Parent-infant neural connectedness and early social learning

Dr Victoria Leong, Nanyang Technological University (Singapore) & University of Cambridge (UK)

Thursday 17 January 2019

During early life, social interactions between infants and caregivers provide a powerful stimulant for learning. Yet current neuroscience frameworks are ill-equipped to explain how social interactions potentiate learning in the infant brain. Social learning is the ability to learn vicariously through observation of others’ behaviour and via social interactions without requiring direct experience. Human mastery of such “second-personal social relations” has propelled the rise of our species through cultural intelligence. However, the social transmission of knowledge is challenging – information may be incomplete, irrelevant or misleading, requiring the recipient to weight the relevance of the source as well as the message. Early social learning, therefore, is better understood as a negotiation between teacher and learner as they perform a mental dance around what (if any) learning will occur. Explaining this capricious, but fundamental, form of early human learning requires a paradigmatically different type of “two-person” neuroscience. Here, I will present dyadic (adult-infant) neural data that exemplify a co-constructivist approach to understanding how infants learn from their social partners.
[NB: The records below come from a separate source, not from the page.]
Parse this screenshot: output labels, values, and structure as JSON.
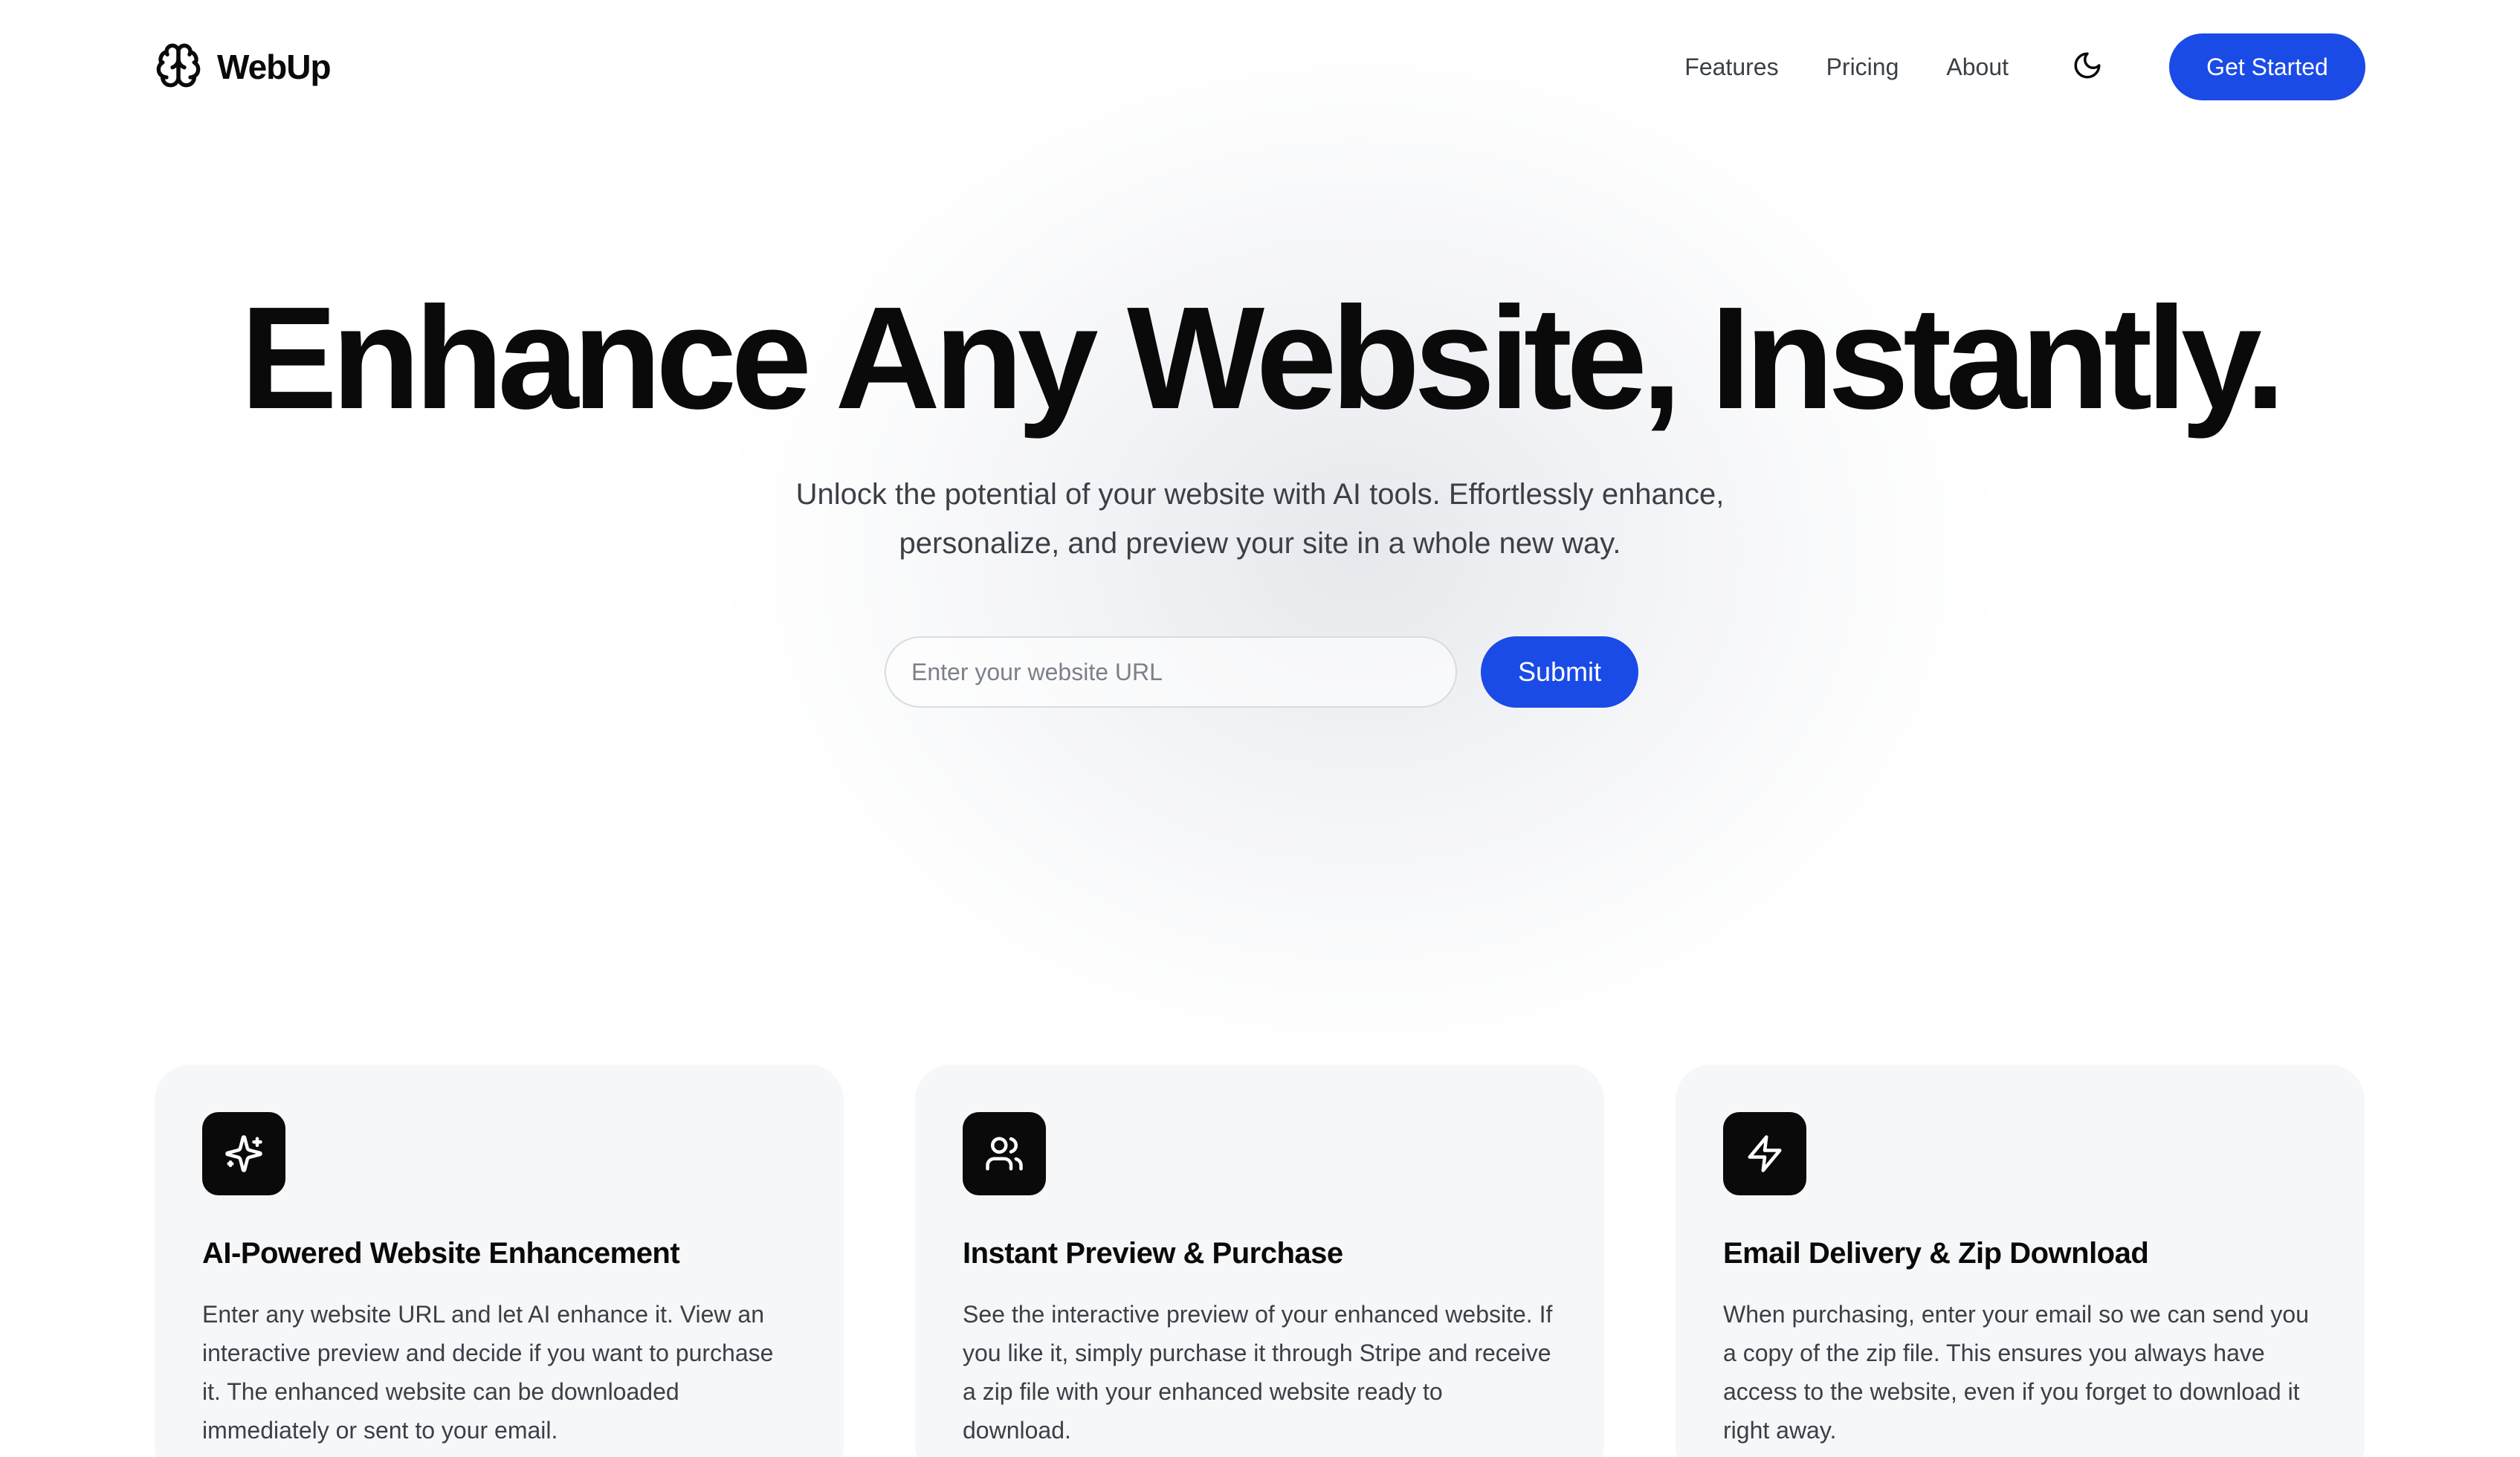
{
  "brand": {
    "name": "WebUp",
    "logo_icon": "brain-icon"
  },
  "nav": {
    "links": [
      "Features",
      "Pricing",
      "About"
    ],
    "theme_toggle_icon": "moon-icon",
    "cta_label": "Get Started"
  },
  "hero": {
    "title": "Enhance Any Website, Instantly.",
    "subtitle": "Unlock the potential of your website with AI tools. Effortlessly enhance, personalize, and preview your site in a whole new way.",
    "input_placeholder": "Enter your website URL",
    "submit_label": "Submit"
  },
  "features": [
    {
      "icon": "sparkles-icon",
      "title": "AI-Powered Website Enhancement",
      "text": "Enter any website URL and let AI enhance it. View an interactive preview and decide if you want to purchase it. The enhanced website can be downloaded immediately or sent to your email."
    },
    {
      "icon": "users-icon",
      "title": "Instant Preview & Purchase",
      "text": "See the interactive preview of your enhanced website. If you like it, simply purchase it through Stripe and receive a zip file with your enhanced website ready to download."
    },
    {
      "icon": "lightning-icon",
      "title": "Email Delivery & Zip Download",
      "text": "When purchasing, enter your email so we can send you a copy of the zip file. This ensures you always have access to the website, even if you forget to download it right away."
    }
  ],
  "colors": {
    "accent": "#1a4be6",
    "text": "#0a0a0a",
    "muted_text": "#3b3f47",
    "card_bg": "#f6f7f9",
    "icon_tile_bg": "#0a0a0a"
  }
}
Forty-seven mother-infant dyads (aged 10.7 months) participated in a social learning task whilst their neural signals were concurrently measured using dual-EEG. Mothers demonstrated positive or negative emotion toward novel toys and infants’ learning over 16 trials was measured. Results revealed that dissociable interpersonal and intra-infant neural circuits differentially underpinned whether infants showed learning, as distinct from what infants learned. Stronger mother-infant interpersonal connectivity predicted a higher likelihood of social learning, whereas higher intra-personal connectivity predicted positively-valenced learning by infants. Further, increased dyadic (interpersonal) connectivity across consecutive trials triggered successful corrections in learning, whereas decreased dyadic connectivity was associated with learning reversal. Finally, greater use of ostensive signals (eye contact and prolonged speech) increased dyadic connectivity and pedagogical success. These results demonstrate that neural connectedness between parents and their children crucially supports social learning during early life.